COVID-19 Proves Our Point

With the massive COVID-19 disruption currently wreaking havoc across the nation, even the most smirking anti-socialists have been engaging in wholesale “socialist” spending. Even while laughing off the Bernie Sanders movement with their words, their actions are a wholesale vindication of our movement and a testament to the fact that the Progressive vision represents the only sensible way forward.

 

First, the COVID-19 crisis exposes the fact that lack of health care and paid medical leave makes it very difficult to abide by CDC guidelines. When feeding your kids and paying rent is on the line and healthcare is too expensive, many feel forced to go to work while sick – worsening the problem. Further, our millions of uninsured at best go to an Emergency Room (which raises the hospital’s overhead considerably – passing the expenses on to those with insurance). At worst, these uninsured never go to the doctor and just hope they aren’t contagious with a deadly disease. The entire government – Republican and Democrat, liberal and conservative – recognizes the necessity of mitigating these problems in this case. However, Medicare For All and paid medical leave would eliminate all of these problems completely and limit the worsening of crises such as these.

 

If this isn’t part of what the US government is for, then we wouldn’t have Article 1 Section 8 of the Constitution.

 

The benefits of Medicare For All wouldn’t stop at limiting the spread of pandemics. There are many other health crises from which people without access to healthcare die and threaten those around them – but not all crises are this sensational and therefore don’t get the same attention. Influenza (approximately 60,000 deaths since October) and pneumonia (which killed approximately 49,000 in 2017) are just the start. If the government is beginning to hand out payments for COVID-19 victims to limit the spread of one disease, how much of a philosophical leap is it really to limit the spread of all diseases? “Suddenly,” Medicare For All is manifestly more logical than a system that struggles to catch up and plays “favorites” with diseases.

 

It goes still further, to all medical crises, not just contagious ones – of which there was no shortage long before coronavirus. Millions – not hundreds or thousands – die because they lack access to health care and prescription drugs. This is by any reasonable measure a gigantic crisis, but again, because it’s seen as normal, we don’t treat it with the urgency we treat sensational crises like COVID-19.

 

Along the same lines, an FDR-style approach would allay many of the problems we are seeing exposed with food insecurity.

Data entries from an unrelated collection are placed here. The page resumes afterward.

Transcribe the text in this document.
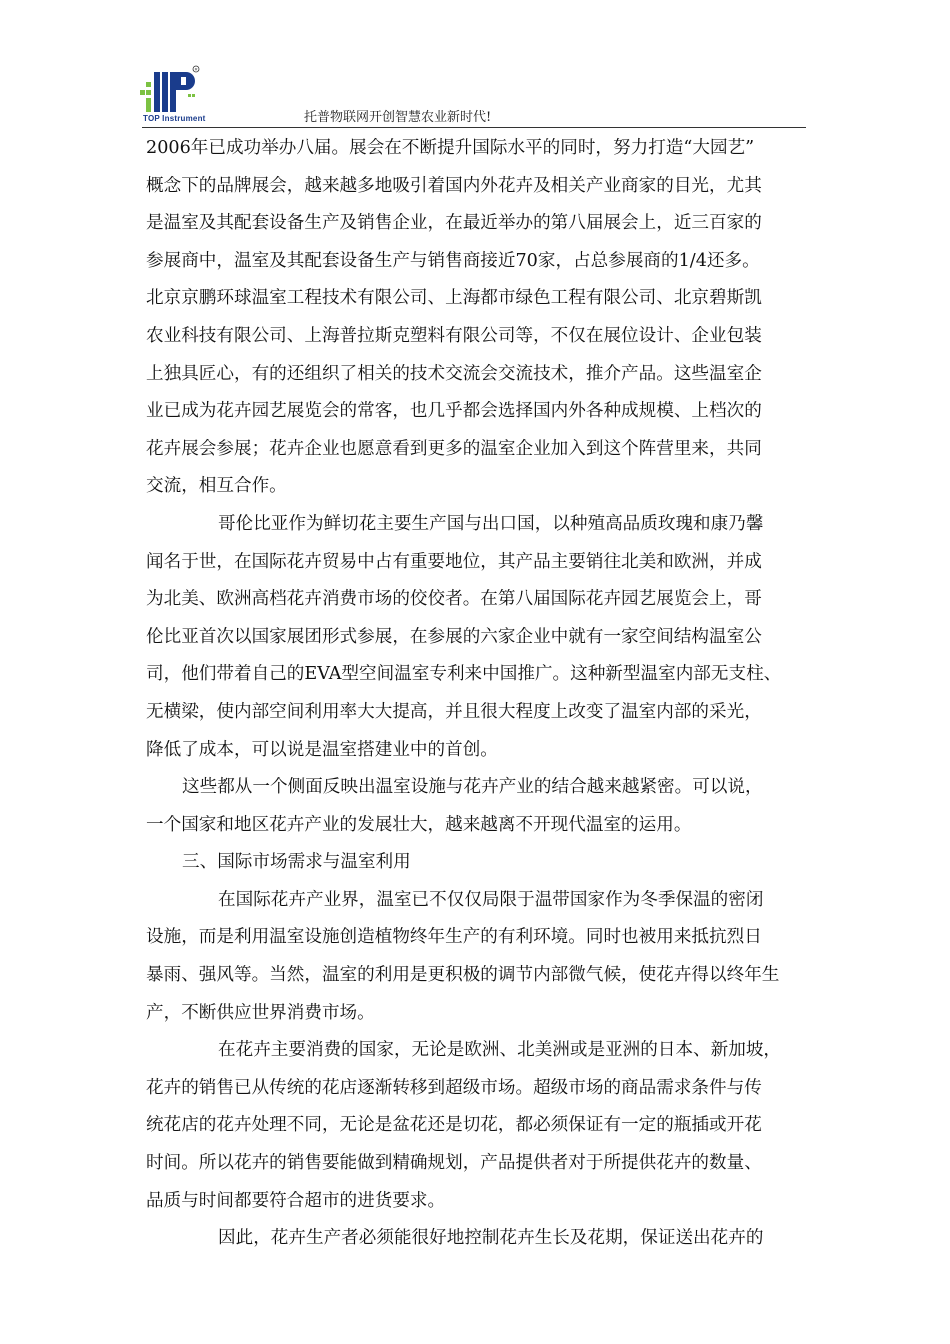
R
TOP Instrument	托普物联网开创智慧农业新时代!
2006年已成功举办八届。展会在不断提升国际水平的同时，努力打造“大园艺”
概念下的品牌展会，越来越多地吸引着国内外花卉及相关产业商家的目光，尤其
是温室及其配套设备生产及销售企业，在最近举办的第八届展会上，近三百家的
参展商中，温室及其配套设备生产与销售商接近70家，占总参展商的1/4还多。
北京京鹏环球温室工程技术有限公司、上海都市绿色工程有限公司、北京碧斯凯
农业科技有限公司、上海普拉斯克塑料有限公司等，不仅在展位设计、企业包装
上独具匠心，有的还组织了相关的技术交流会交流技术，推介产品。这些温室企
业已成为花卉园艺展览会的常客，也几乎都会选择国内外各种成规模、上档次的
花卉展会参展；花卉企业也愿意看到更多的温室企业加入到这个阵营里来，共同
交流，相互合作。
哥伦比亚作为鲜切花主要生产国与出口国，以种殖高品质玫瑰和康乃馨
闻名于世，在国际花卉贸易中占有重要地位，其产品主要销往北美和欧洲，并成
为北美、欧洲高档花卉消费市场的佼佼者。在第八届国际花卉园艺展览会上，哥
伦比亚首次以国家展团形式参展，在参展的六家企业中就有一家空间结构温室公
司，他们带着自己的EVA型空间温室专利来中国推广。这种新型温室内部无支柱、
无横梁，使内部空间利用率大大提高，并且很大程度上改变了温室内部的采光，
降低了成本，可以说是温室搭建业中的首创。
这些都从一个侧面反映出温室设施与花卉产业的结合越来越紧密。可以说，
一个国家和地区花卉产业的发展壮大，越来越离不开现代温室的运用。
三、国际市场需求与温室利用
在国际花卉产业界，温室已不仅仅局限于温带国家作为冬季保温的密闭
设施，而是利用温室设施创造植物终年生产的有利环境。同时也被用来抵抗烈日
暴雨、强风等。当然，温室的利用是更积极的调节内部微气候，使花卉得以终年生
产，不断供应世界消费市场。
在花卉主要消费的国家，无论是欧洲、北美洲或是亚洲的日本、新加坡，
花卉的销售已从传统的花店逐渐转移到超级市场。超级市场的商品需求条件与传
统花店的花卉处理不同，无论是盆花还是切花，都必须保证有一定的瓶插或开花
时间。所以花卉的销售要能做到精确规划，产品提供者对于所提供花卉的数量、
品质与时间都要符合超市的进货要求。
因此，花卉生产者必须能很好地控制花卉生长及花期，保证送出花卉的
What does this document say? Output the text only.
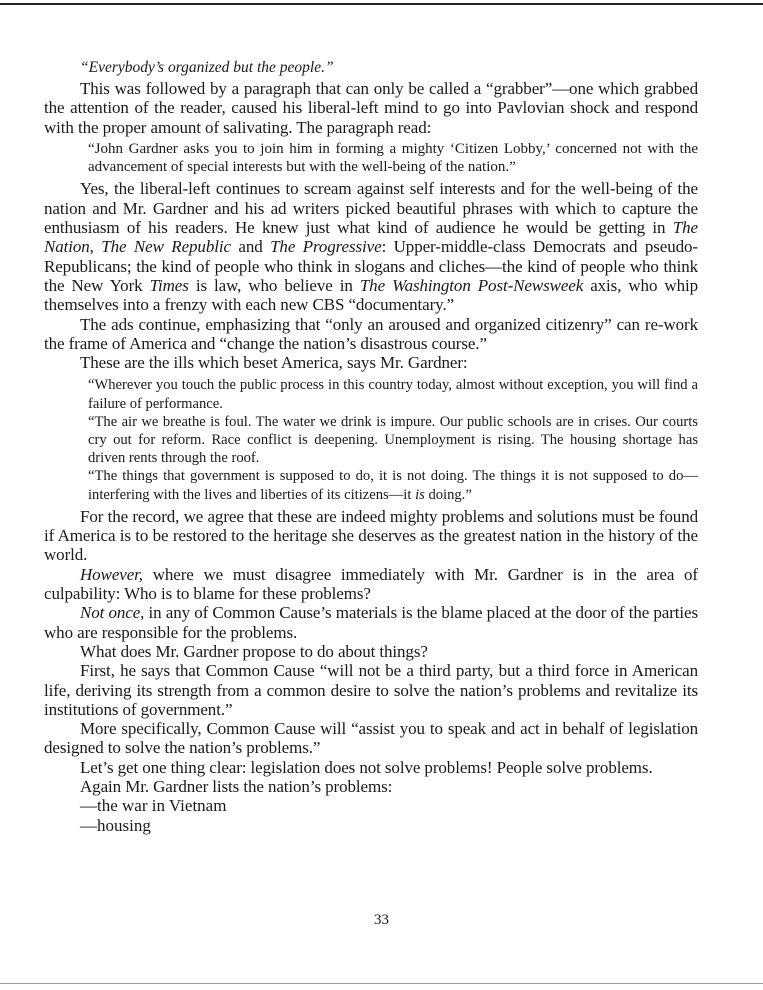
“Everybody’s organized but the people.”

This was followed by a paragraph that can only be called a “grabber”—one which grabbed the attention of the reader, caused his liberal-left mind to go into Pavlovian shock and respond with the proper amount of salivating. The paragraph read:

“John Gardner asks you to join him in forming a mighty ‘Citizen Lobby,’ concerned not with the advancement of special interests but with the well-being of the nation.”

Yes, the liberal-left continues to scream against self interests and for the well-being of the nation and Mr. Gardner and his ad writers picked beautiful phrases with which to capture the enthusiasm of his readers. He knew just what kind of audience he would be getting in The Nation, The New Republic and The Progressive: Upper-middle-class Democrats and pseudo-Republicans; the kind of people who think in slogans and cliches—the kind of people who think the New York Times is law, who believe in The Washington Post-Newsweek axis, who whip themselves into a frenzy with each new CBS “documentary.”

The ads continue, emphasizing that “only an aroused and organized citizenry” can re-work the frame of America and “change the nation’s disastrous course.”

These are the ills which beset America, says Mr. Gardner:

“Wherever you touch the public process in this country today, almost without exception, you will find a failure of performance.

“The air we breathe is foul. The water we drink is impure. Our public schools are in crises. Our courts cry out for reform. Race conflict is deepening. Unemployment is rising. The housing shortage has driven rents through the roof.

“The things that government is supposed to do, it is not doing. The things it is not supposed to do—interfering with the lives and liberties of its citizens—it is doing.”

For the record, we agree that these are indeed mighty problems and solutions must be found if America is to be restored to the heritage she deserves as the greatest nation in the history of the world.

However, where we must disagree immediately with Mr. Gardner is in the area of culpability: Who is to blame for these problems?

Not once, in any of Common Cause’s materials is the blame placed at the door of the parties who are responsible for the problems.

What does Mr. Gardner propose to do about things?

First, he says that Common Cause “will not be a third party, but a third force in American life, deriving its strength from a common desire to solve the nation’s problems and revitalize its institutions of government.”

More specifically, Common Cause will “assist you to speak and act in behalf of legislation designed to solve the nation’s problems.”

Let’s get one thing clear: legislation does not solve problems! People solve problems.

Again Mr. Gardner lists the nation’s problems:

—the war in Vietnam

—housing

33
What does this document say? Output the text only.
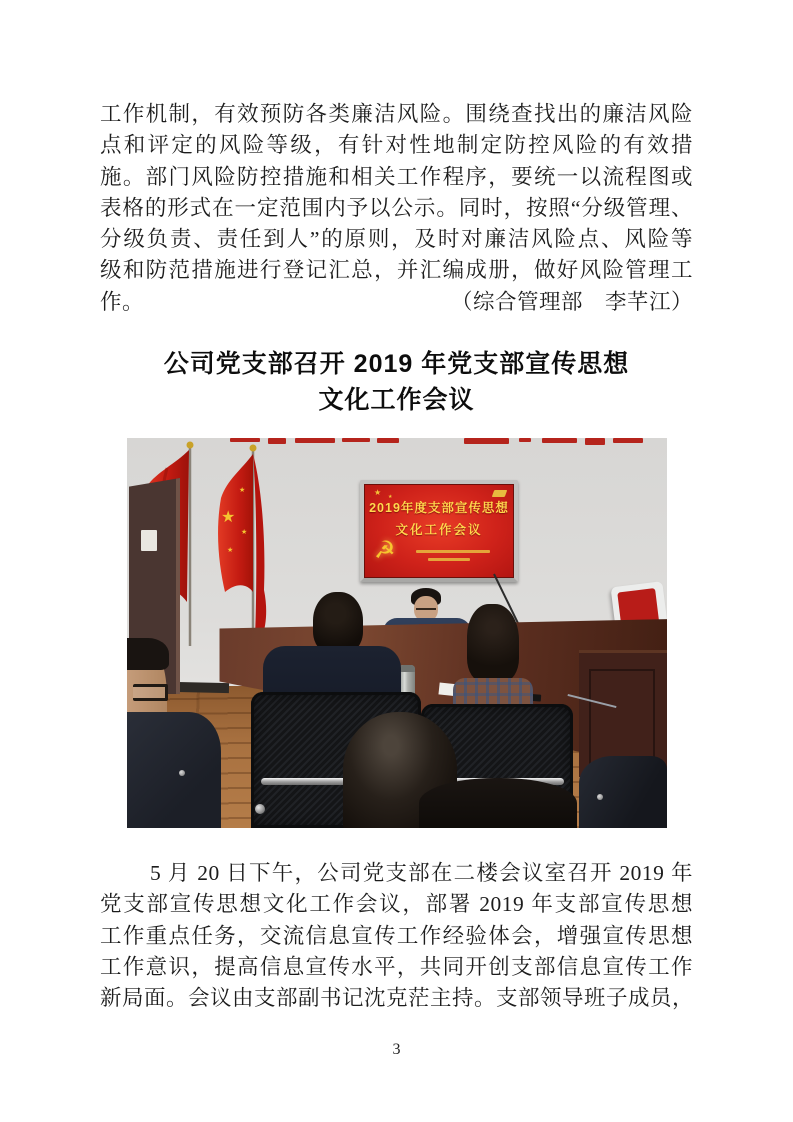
工作机制，有效预防各类廉洁风险。围绕查找出的廉洁风险
点和评定的风险等级，有针对性地制定防控风险的有效措
施。部门风险防控措施和相关工作程序，要统一以流程图或
表格的形式在一定范围内予以公示。同时，按照“分级管理、
分级负责、责任到人”的原则，及时对廉洁风险点、风险等
级和防范措施进行登记汇总，并汇编成册，做好风险管理工
作。	（综合管理部　李芊江）
公司党支部召开 2019 年党支部宣传思想
文化工作会议

★
★
★
★
★ ★
2019年度支部宣传思想
文化工作会议
☭
5 月 20 日下午，公司党支部在二楼会议室召开 2019 年
党支部宣传思想文化工作会议，部署 2019 年支部宣传思想
工作重点任务，交流信息宣传工作经验体会，增强宣传思想
工作意识，提高信息宣传水平，共同开创支部信息宣传工作
新局面。会议由支部副书记沈克茫主持。支部领导班子成员，
3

Right now, due to extreme poverty, a surprising number of people are relying more and more heavily on schools to feed their kids. Without action – which was finally deemed necessary – poor people would have to provide more for their families with less money. Many of these school breakfasts and lunches are taxpayer-funded, so instead of these people’s wages paying for their kids, that burden in these cases falls to local taxpayers. The Sanders approach says we prefer to have a wealthy CEO pay a living wage and paid sick leave so you don’t have to. This is, again, part of what democratic governments are for.

 

Second, the COVID-19 crisis shows why the Sanders approach has it exactly right on the issue of “corporate socialism” versus Democratic Socialism. Our system is designed by oligarchs to extract value from the commoners. From Obama’s bank bailout bill to Trump’s initial COVID-19 response (more money to the rich rather than the poor), protecting these commoners manifestly isn’t as important to this system as a continuing revenue stream for corporations. In a government of, by, and for the people – a democratic system – it would be the people getting the bulk of the bailouts, not the corporations.

 

Yet again, this is part of what democratic governments are for.

 

Third, crises like these can impact economies of any sort; the supply chain of any system would be rocked by crises. However, in a for-profit system, costs in a crisis go up instead of down for medical necessities as people seek to capitalize on others’ needs. One only has to take a quick peek at the Internet to find examples of people selling hand sanitizer and medical masks for an obscene amount of money, but it is far more serious than that. States’ governments are trying to out-bid each other for access to masks – New York competing against Florida for who will be able to save more people. Is this really something to compete over?

 

From a profit standpoint, this is more of a financial opportunity than a dire emergency for manufacturers. In a democratic system, it would be understood that one of the things a government is for is maximizing life, liberty, and the pursuit of happiness – not guaranteeing massive profits to corporations at the expense of life, liberty, and the pursuit of happiness.

 

In addition, a nonprofit medical system would be positioned to create surpluses of supplies for rainy days in a way that a for-profit system is not. While a for-profit health care system could have an eye to the future and create “rainy day” stockpiles of medical necessities, a nonprofit system could do this for much cheaper and therefore more effectively.

 

While the government engages in piecemeal spending to address one crisis, let’s remember what we learned: providing relief for medical neediness is something we cannot afford not to do. It is a shame that it takes COVID-19 to lay this reality bare. Let’s remember these lessons and demand that our “democratic system” do what it’s supposed to do. It’s time for Medicare For All, paid medical leave, and “socialism” for us commoners rather than the rich.